Now I’m struggling with the mentality that I’m just a one-armed, four-fingered gimp. I have sharp memories of the accident that haunt me every day; the sudden explosion, the taste of blood in my mouth, realizing the bottom half of my arm was missing with nothing left but a couple of fingers and part of my hand hanging off by some skin and tendons, and then realizing how much pain I was in. All I could do was hold the end of my blown-off right arm with my shrapnel-filled left hand and wait for the medic to arrive and put a tourniquet on. The most terrifying part of the memories is constantly remembering my gunner screaming and then looking down and realizing my arm was nothing more than some ragged meat and two bones sticking out.

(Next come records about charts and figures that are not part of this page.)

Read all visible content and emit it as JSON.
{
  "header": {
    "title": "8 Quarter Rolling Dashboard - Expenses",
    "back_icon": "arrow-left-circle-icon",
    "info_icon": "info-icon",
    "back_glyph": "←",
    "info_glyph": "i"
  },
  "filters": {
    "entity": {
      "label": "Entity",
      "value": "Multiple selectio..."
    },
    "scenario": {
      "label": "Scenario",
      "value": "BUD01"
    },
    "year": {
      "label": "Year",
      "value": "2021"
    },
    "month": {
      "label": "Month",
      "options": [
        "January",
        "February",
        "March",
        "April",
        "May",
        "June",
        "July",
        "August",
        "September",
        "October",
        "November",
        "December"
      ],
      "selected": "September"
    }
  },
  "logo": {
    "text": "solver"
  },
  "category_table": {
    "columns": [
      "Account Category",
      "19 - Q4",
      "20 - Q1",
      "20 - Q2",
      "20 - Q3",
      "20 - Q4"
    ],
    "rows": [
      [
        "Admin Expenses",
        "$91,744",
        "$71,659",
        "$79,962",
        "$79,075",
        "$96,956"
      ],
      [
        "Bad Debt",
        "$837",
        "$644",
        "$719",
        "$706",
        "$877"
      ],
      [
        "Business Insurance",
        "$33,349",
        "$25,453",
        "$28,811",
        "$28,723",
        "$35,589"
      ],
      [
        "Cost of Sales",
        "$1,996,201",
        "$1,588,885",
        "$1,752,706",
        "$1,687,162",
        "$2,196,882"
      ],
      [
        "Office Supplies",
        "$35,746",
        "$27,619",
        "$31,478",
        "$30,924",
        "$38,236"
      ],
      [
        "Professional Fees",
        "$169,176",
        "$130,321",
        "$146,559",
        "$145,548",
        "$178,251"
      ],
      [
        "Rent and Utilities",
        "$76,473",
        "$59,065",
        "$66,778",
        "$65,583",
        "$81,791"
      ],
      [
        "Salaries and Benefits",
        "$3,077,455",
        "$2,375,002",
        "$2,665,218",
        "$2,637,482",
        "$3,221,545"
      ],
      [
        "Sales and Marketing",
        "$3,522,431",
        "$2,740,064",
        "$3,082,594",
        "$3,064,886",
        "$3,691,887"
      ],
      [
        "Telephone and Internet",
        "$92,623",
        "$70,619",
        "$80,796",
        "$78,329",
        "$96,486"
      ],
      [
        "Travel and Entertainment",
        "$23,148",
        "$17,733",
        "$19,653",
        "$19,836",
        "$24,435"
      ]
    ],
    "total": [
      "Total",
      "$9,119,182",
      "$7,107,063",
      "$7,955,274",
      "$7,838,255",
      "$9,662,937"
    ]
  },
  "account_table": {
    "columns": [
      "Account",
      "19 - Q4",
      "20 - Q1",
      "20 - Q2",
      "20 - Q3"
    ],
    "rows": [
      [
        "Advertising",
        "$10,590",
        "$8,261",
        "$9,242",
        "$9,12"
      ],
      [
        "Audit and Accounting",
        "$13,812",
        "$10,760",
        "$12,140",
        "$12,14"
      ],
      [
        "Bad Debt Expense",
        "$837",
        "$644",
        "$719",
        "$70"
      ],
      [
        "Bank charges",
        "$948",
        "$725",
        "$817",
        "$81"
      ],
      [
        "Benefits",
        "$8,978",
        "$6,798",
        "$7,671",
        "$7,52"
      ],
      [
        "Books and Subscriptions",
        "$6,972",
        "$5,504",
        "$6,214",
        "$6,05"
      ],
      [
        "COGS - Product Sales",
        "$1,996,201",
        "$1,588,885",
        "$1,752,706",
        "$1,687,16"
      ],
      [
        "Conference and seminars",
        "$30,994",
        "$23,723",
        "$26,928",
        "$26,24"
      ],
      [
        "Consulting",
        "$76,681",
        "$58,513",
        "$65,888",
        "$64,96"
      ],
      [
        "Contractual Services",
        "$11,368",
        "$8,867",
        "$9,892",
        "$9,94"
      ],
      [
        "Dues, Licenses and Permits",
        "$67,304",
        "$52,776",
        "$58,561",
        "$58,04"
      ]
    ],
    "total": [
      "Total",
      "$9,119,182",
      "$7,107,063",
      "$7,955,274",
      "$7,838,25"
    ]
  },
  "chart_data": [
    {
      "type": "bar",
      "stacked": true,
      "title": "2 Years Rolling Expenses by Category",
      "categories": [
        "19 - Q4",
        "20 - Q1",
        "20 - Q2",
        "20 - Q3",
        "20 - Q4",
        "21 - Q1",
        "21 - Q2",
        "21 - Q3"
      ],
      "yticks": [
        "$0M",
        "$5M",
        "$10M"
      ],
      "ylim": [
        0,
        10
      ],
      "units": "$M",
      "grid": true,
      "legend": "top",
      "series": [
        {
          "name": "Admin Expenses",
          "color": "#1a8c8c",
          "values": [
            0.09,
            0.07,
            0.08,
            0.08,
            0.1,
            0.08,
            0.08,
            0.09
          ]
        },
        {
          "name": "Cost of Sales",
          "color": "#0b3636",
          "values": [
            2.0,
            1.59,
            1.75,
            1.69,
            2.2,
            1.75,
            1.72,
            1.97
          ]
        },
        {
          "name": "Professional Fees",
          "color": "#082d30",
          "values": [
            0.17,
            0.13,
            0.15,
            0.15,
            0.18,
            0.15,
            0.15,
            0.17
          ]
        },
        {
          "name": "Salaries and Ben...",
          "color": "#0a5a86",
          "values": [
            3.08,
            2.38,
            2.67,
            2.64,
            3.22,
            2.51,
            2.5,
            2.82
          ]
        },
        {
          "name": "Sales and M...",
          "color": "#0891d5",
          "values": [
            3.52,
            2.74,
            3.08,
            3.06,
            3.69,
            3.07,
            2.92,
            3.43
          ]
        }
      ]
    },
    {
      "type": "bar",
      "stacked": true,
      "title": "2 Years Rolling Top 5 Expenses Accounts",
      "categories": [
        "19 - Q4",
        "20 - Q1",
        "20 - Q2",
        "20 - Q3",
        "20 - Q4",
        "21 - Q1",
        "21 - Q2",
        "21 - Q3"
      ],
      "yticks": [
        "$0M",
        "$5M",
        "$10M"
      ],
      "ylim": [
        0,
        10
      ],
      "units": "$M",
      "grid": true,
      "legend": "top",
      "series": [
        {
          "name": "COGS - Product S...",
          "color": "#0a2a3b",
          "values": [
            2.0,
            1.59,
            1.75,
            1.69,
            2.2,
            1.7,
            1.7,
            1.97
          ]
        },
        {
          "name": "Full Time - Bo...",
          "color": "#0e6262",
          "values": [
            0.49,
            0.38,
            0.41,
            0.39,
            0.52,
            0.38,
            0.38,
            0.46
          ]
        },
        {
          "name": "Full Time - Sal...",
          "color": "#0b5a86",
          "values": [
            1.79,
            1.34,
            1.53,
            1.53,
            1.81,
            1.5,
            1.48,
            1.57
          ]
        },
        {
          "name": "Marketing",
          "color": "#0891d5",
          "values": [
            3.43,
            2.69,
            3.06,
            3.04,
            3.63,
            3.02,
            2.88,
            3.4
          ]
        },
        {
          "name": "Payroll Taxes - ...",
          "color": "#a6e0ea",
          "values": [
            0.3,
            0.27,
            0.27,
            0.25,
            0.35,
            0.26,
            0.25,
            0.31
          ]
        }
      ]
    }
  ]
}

I realize there are a lot of other people out there who are worse off than me. I am not asking for sympathy here. All I am trying to do is let you know what it is like to experience this. I have constant phantom pain in my arm where it feels like my hand is still there, and someone is sawing on it with a knife. The nerves are still trying to tell my brain that something is wrong. The phantom pain is there every moment of the day and hurts like hell. My left hand is barely functional since the surgery. What really pisses me off the most is that my left hand feels like it isn’t put together right. The doctors removed my ring finger all the way down into my hand, and then pulled my pinky next to my middle finger and tied the tendons together. When I bend my fingers it feels like the bones are at different lengths and just don't line up right. I was really hoping I would at least have one completely functioning hand since I lost an arm. Unfortunately because of my wedding ring stripping the skin down to the bone, and multiple pieces of shrapnel that entered my hand and severed my nerves, and the shrapnel that completely shattered my ring finger’s knuckle, this wasn't to be.

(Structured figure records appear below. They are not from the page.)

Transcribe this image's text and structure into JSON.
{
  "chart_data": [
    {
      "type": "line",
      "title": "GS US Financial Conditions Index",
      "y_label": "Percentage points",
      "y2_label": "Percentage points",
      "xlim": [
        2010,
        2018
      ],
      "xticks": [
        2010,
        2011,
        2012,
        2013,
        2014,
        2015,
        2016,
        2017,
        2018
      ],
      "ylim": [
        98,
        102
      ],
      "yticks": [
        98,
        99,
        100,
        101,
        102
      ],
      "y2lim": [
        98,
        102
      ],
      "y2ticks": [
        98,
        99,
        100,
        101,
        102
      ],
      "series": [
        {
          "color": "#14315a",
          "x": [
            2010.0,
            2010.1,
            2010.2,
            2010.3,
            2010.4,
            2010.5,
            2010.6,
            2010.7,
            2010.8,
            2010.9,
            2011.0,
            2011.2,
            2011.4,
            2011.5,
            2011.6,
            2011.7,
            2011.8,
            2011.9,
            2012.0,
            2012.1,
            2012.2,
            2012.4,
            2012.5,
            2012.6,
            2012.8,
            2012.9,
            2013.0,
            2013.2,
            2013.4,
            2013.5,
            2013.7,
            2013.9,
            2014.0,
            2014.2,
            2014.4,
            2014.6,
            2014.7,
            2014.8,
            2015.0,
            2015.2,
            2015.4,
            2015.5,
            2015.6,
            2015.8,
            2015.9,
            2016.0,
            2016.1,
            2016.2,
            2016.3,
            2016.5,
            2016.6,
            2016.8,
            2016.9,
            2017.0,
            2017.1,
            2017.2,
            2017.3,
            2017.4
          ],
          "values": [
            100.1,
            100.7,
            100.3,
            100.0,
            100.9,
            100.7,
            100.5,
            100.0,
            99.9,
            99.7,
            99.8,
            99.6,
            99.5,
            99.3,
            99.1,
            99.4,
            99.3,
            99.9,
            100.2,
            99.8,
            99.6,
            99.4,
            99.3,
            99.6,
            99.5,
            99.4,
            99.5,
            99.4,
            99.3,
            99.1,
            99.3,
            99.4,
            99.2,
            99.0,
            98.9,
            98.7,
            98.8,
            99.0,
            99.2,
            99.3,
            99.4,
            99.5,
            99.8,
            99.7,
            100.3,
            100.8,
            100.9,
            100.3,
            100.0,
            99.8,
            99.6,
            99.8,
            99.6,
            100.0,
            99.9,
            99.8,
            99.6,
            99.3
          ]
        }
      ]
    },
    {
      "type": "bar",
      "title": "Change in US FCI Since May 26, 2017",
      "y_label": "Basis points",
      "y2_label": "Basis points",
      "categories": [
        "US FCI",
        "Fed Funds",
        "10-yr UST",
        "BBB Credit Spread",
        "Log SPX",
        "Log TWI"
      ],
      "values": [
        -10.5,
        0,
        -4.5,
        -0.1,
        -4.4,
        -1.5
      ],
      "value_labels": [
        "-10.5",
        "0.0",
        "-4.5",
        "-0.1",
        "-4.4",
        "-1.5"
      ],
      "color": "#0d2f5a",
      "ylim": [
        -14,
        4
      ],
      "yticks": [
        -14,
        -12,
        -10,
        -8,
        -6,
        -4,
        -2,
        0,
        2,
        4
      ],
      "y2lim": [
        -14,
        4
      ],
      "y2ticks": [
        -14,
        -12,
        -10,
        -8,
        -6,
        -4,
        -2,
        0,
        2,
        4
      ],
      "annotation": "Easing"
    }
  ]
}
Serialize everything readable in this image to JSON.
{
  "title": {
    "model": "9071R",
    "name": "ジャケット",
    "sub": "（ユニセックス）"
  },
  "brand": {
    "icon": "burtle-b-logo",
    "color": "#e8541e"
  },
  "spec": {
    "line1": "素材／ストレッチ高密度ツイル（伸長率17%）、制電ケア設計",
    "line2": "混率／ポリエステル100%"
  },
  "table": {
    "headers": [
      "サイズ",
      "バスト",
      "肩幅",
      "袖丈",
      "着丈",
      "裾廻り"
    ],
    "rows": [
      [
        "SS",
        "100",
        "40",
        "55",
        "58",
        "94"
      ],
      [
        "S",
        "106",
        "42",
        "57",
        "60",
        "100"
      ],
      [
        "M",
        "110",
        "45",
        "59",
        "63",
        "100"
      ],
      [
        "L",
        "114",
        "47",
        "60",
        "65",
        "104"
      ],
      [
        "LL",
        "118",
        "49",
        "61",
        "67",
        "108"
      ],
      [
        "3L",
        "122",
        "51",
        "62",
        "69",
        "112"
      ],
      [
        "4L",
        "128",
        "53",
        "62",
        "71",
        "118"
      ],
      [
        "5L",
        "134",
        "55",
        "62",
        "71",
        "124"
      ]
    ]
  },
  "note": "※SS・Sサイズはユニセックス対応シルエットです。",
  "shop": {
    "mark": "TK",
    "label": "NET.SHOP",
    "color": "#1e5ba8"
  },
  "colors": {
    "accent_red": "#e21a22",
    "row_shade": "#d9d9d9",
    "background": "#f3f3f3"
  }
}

I am happy that I am finally rid of all the tubes, IVs, nerve blocks, and catheters sticking out of my body. Today is the first time in over a month I haven't had an IV or some other tube sticking out of my body. I am finally to the point where I can go to the bathroom by myself without any help. What is really sad to me when I think about it is how lucky I am compared to a lot of the other people here at Walter Reed. I think of the pain and frustration I am experiencing and I realize how it is multiplied for them. My pain is always there and I'm told will be for months to come. I can only imagine what it is like for the others here. There are soldiers here with injuries that I cannot even describe. Some are missing both legs. Some are missing both legs and both arms. When I think of this I can't help but feel a little selfish for my own grief.

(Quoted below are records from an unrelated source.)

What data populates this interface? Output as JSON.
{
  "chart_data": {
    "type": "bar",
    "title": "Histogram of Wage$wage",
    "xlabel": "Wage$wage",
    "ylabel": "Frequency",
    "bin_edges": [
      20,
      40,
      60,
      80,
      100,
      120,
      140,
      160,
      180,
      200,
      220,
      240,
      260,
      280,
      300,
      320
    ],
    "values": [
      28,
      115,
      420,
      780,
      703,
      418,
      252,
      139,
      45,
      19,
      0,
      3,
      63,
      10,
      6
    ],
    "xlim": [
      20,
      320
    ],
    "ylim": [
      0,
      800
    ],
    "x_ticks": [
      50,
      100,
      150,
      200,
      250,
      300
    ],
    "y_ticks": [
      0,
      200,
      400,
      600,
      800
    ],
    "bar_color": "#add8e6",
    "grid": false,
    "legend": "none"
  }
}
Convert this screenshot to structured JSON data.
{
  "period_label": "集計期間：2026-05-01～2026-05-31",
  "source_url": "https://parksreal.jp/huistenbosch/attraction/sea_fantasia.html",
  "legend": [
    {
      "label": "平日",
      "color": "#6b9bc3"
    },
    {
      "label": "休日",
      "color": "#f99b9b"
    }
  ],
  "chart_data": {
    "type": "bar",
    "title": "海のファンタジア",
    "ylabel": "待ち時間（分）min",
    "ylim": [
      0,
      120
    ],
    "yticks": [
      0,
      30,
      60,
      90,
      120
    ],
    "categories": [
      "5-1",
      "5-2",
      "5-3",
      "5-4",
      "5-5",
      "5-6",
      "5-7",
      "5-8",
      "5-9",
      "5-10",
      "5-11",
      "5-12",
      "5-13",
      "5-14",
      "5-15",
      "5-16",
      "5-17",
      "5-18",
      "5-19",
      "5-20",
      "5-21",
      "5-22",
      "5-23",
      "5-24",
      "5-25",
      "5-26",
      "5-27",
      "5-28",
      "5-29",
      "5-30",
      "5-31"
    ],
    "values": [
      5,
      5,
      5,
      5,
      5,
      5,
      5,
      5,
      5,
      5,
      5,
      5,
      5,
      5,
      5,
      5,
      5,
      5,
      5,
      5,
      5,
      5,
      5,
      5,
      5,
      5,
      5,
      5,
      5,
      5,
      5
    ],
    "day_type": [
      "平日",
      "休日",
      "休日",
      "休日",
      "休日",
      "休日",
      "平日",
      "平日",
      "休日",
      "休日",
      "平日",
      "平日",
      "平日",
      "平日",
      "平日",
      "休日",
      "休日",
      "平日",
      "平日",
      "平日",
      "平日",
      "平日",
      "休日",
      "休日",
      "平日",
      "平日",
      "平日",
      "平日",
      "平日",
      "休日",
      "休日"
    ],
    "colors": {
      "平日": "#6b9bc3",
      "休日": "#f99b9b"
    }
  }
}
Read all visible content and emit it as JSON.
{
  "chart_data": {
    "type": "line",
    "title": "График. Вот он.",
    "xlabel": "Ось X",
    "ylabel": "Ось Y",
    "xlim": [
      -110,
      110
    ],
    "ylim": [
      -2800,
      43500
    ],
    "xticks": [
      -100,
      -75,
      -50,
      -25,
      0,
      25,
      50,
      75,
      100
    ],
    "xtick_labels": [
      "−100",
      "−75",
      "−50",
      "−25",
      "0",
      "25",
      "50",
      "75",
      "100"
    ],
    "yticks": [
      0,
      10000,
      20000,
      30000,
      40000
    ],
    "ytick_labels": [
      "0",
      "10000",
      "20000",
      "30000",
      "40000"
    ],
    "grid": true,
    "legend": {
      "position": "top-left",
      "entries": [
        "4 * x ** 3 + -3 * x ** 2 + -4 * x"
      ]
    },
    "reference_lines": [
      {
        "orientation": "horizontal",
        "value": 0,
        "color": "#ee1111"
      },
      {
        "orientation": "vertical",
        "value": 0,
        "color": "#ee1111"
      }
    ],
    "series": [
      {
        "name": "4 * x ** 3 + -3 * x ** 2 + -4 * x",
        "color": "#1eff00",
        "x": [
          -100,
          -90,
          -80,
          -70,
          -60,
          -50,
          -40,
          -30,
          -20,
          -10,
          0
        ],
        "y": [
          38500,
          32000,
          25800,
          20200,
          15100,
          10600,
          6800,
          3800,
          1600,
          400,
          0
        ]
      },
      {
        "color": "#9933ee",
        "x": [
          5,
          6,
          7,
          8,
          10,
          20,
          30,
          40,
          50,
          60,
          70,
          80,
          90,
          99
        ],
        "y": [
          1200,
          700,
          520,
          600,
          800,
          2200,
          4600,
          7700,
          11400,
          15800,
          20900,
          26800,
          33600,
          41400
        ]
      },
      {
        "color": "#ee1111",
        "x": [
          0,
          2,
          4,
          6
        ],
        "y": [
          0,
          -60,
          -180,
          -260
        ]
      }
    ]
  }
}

I spend a lot of time crying and I don't know why. Sometimes I look at my hand or I look at my arm and I just start crying. I think of when my hand used to be there, or when my arm used to be there, and what it was like. The arm that was there for the last 27 years is suddenly gone. All the little blemishes, all the little battle wounds, all the little scars from being a carpenter, everything is gone. The ring finger that held my wedding ring that was put on by my loving wife is gone. The last time I saw my wedding ring it was being snipped off with a pair of bolt cutters at the hospital in the Green Zone in Baghdad. It was also in the Green Zone that I got to look at my arm and see that it had been sheared off by shrapnel. It was a gruesome sight, but I couldn't help but look. It's an image that will forever be burned in my mind. Sometimes the loss feels overwhelming for me and I just start crying. Other times I’m very positive and look forward to getting out of here and getting on with my life. Other times I just don't know what to think.
Please remember this when you think about freedom. This isn't a dream, this isn’t some fictional story about patriotism, this isn't some story I'm writing to be a hero. This is my life here at Walter Reed. I am the true cost of freedom. Welcome to my life.